Depending on hardware configuration, setting innodb_flush_method to O_DIRECT can either have either a positive or negative effect on performance.  Benchmark your particular configuration to decide which setting to use.  The mix of read and write operations in your workload can also affect which setting performs better for you.  For example, on a system with a hardware RAID controller and battery-backed write cache, O_DIRECT can help to avoid double buffering between the InnoDB buffer pool and the operating system’s filesystem cache.  On some systems where InnoDB data and log files are located on a SAN, the default value or O_DSYNC might be faster for a read-heavy workload with mostly SELECT statements.  Always test this parameter with the same type of hardware and workload that reflects your production environment.

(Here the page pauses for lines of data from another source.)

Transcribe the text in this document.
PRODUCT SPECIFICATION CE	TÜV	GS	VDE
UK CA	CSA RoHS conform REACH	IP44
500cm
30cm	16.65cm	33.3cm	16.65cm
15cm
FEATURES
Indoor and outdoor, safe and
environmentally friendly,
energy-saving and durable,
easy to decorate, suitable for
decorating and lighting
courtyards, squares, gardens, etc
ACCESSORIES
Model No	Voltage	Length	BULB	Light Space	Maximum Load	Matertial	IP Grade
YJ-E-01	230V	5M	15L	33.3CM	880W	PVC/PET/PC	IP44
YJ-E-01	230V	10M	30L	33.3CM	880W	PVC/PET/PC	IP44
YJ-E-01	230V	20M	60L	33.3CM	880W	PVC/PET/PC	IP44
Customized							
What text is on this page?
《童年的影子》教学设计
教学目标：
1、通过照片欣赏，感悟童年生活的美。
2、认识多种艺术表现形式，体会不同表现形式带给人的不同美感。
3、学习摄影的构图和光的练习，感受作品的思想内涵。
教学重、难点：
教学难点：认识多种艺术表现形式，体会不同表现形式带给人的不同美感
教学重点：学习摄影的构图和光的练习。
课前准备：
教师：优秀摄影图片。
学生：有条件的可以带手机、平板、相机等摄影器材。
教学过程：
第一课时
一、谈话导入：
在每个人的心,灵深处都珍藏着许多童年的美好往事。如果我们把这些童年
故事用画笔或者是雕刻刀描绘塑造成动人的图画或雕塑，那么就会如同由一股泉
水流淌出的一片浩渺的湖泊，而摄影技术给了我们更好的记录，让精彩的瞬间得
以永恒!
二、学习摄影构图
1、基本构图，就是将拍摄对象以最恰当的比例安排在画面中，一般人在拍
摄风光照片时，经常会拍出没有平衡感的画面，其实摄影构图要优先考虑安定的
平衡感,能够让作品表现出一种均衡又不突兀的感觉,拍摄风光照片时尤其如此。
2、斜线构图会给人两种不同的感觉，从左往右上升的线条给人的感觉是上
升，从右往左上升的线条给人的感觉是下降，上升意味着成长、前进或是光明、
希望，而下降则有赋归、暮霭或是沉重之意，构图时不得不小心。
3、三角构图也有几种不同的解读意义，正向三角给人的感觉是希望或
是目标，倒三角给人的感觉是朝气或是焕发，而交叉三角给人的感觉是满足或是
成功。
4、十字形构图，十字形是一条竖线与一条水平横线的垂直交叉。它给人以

Formerly it was possible to explicitly specify a value of fdatasync to obtain the default behavior.  This is no longer possible as of MySQL 5.1.24 because it can be confusing that a value of fdatasync causes use of fsync() rather than fdatasync() for flushing.  To obtain the default value now, do not set innodb_flush_method at startup.

Conclusion

If the above doesn’t help, it is probably time to call in an Expert DBA.  Performance tuning is complex and involves the integration of system design, hardware, schema design, database tuning, and more.  The purpose of this guide was merely to assist with many of the common challenges and how best to address them to get reasonable performance.